Abschrift des Buches: Der Brief von der Freude (Philipperbrief)
Pfarrer Theodor Böhmerle (1870 - 1927)

Aus dem letzten Bibelkurs im Oktober 1926
(nach den Notizen mehrerer Teilnehmer)

weitere interessante Abschriften:

Inhaltsverzeichnis
Kapitel davor:
I. Eine Auslegung des Philipperbriefes - Kapitel 1

in Bearbeitung

II. Durch Leiden zur Herrlichkeit

Kapitel 2

Erfüllet meine Freude

Phil 2:1.2
Ist nun bei euch Ermahnung in Christo, ist Trost der Liebe, ist Gemeinschaft des Geistes, ist herzliche Liebe und Barmherzigkeit, so erfüllet meine Freude, dass ihr eines Sinnes seid, gleiche Liebe habt, einmütig und einhellig seid.
In den ersten vier Versen des zweiten Kapitels bohrt sich der Apostel, gewissermaßen wie ein Schlüssel ins Schloss, ins Herz und Gewissen der Philipper ein.
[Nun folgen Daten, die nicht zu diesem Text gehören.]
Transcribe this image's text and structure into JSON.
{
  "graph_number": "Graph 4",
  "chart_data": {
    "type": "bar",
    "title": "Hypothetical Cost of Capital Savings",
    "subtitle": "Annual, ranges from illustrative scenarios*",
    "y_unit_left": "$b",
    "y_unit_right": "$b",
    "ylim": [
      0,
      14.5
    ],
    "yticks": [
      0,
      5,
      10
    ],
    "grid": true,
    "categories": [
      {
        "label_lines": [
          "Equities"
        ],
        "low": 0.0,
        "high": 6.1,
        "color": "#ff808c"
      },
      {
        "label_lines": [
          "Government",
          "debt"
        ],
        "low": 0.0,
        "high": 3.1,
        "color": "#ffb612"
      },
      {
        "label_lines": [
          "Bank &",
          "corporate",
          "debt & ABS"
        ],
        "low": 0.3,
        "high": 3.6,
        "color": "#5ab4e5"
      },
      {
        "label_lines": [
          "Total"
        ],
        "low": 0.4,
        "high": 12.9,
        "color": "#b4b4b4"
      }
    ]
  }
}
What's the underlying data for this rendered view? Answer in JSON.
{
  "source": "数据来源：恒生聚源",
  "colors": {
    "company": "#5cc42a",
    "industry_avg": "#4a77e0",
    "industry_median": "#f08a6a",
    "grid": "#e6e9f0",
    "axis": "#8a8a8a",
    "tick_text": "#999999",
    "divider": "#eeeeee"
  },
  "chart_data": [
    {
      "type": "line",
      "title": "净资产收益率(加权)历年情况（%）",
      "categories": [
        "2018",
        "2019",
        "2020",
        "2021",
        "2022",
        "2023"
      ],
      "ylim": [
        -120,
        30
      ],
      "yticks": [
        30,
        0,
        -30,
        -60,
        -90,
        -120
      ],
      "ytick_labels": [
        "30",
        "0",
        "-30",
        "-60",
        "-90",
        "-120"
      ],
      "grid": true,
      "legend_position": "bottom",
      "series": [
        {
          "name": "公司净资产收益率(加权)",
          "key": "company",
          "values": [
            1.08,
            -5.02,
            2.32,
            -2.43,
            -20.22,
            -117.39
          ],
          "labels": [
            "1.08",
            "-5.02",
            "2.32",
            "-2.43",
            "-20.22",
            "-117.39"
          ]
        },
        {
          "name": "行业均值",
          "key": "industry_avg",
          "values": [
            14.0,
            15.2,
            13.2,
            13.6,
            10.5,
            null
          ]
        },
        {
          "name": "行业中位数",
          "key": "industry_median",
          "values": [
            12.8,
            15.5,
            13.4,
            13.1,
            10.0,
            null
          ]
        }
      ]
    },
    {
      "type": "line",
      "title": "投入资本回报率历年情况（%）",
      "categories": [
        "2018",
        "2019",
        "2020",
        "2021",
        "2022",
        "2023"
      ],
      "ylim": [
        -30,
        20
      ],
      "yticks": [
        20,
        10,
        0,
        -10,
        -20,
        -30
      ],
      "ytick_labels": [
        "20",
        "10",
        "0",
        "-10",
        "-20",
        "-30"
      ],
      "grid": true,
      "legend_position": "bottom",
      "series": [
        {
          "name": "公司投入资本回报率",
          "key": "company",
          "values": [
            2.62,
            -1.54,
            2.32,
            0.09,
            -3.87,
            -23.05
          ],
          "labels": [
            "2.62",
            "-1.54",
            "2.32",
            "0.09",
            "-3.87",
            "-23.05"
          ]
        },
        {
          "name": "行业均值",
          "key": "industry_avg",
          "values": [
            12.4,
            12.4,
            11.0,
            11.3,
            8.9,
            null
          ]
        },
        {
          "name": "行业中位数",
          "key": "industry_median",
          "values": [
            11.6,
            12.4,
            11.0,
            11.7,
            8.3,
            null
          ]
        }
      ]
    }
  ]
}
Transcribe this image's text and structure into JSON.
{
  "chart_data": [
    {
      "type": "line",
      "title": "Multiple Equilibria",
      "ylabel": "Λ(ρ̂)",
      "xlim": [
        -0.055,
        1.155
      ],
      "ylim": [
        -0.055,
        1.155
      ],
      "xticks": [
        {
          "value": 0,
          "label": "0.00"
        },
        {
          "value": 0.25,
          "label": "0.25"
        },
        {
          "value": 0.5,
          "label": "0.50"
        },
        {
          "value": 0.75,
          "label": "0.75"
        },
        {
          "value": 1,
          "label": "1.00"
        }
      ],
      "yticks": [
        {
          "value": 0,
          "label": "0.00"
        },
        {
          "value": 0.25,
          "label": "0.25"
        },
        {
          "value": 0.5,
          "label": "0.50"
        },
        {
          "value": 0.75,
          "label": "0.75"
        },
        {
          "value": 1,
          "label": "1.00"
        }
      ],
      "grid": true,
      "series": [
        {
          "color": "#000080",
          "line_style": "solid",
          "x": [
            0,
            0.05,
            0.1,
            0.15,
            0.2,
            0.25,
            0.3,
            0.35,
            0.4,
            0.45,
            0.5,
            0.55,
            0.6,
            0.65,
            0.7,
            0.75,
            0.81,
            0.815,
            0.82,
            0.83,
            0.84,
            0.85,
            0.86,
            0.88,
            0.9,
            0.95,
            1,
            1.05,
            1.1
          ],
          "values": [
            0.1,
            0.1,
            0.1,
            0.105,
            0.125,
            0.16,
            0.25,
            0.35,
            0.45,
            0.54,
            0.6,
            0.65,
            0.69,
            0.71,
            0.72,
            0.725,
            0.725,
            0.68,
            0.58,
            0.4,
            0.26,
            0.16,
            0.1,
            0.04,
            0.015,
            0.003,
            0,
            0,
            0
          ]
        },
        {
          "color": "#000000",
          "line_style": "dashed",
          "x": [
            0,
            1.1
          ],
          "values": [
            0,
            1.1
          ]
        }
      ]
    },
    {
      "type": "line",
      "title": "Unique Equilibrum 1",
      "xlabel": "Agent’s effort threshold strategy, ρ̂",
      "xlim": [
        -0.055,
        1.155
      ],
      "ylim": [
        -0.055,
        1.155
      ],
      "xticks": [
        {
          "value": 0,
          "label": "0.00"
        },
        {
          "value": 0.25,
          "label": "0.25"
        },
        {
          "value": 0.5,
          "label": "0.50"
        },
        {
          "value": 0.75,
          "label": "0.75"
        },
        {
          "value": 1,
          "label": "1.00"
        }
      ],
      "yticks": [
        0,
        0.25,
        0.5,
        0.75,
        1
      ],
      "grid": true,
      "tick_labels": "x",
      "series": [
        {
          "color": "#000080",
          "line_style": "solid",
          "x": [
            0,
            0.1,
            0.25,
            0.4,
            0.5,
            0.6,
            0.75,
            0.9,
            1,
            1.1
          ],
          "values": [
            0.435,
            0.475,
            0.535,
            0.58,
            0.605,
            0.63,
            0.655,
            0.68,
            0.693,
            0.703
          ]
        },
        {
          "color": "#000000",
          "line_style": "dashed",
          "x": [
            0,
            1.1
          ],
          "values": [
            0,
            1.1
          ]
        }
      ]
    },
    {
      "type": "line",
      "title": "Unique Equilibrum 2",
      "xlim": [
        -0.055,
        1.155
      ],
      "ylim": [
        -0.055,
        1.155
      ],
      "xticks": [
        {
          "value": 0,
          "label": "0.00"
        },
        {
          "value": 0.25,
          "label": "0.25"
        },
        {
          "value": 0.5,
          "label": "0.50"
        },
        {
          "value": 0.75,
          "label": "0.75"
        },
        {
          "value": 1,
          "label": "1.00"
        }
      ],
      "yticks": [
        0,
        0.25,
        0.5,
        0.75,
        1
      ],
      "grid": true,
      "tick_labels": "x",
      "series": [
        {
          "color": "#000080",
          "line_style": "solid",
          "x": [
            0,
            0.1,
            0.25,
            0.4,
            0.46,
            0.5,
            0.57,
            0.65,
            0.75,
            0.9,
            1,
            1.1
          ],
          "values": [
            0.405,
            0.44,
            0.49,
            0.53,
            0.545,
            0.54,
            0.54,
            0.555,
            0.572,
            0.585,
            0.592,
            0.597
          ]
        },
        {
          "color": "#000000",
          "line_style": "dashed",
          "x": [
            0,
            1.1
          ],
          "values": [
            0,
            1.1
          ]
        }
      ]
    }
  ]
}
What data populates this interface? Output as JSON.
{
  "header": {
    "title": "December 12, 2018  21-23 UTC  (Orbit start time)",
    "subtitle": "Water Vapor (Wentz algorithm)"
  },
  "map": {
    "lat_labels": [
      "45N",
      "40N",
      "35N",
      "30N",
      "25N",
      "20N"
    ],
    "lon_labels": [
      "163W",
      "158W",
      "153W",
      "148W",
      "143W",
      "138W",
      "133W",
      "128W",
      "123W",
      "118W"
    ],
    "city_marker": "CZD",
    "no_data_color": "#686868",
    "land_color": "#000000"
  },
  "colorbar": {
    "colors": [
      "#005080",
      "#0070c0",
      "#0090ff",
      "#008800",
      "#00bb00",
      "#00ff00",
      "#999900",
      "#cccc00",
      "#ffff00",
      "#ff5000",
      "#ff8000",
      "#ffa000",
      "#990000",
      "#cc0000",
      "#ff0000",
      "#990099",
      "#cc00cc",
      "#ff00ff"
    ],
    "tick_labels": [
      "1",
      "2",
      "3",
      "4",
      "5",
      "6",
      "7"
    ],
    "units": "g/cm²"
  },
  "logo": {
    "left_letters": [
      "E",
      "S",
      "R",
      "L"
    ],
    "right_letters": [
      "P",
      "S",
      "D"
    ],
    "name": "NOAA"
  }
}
Er muss ihnen etwas sagen, woran es bei ihnen noch fehlt, was er dann im zweiten Vers des vierten Kapitels noch einmal zum Ausdruck bringt. Er muss sie ermahnen, eines Sinnes zu sein. Er findet den Grundsinn, nämlich den Liebes-, Leidens-, Sterbens- und Geistesgemeinschaftssinn, diesen neuen Sinn der Wiedergeborenen, nicht völlig bei ihnen.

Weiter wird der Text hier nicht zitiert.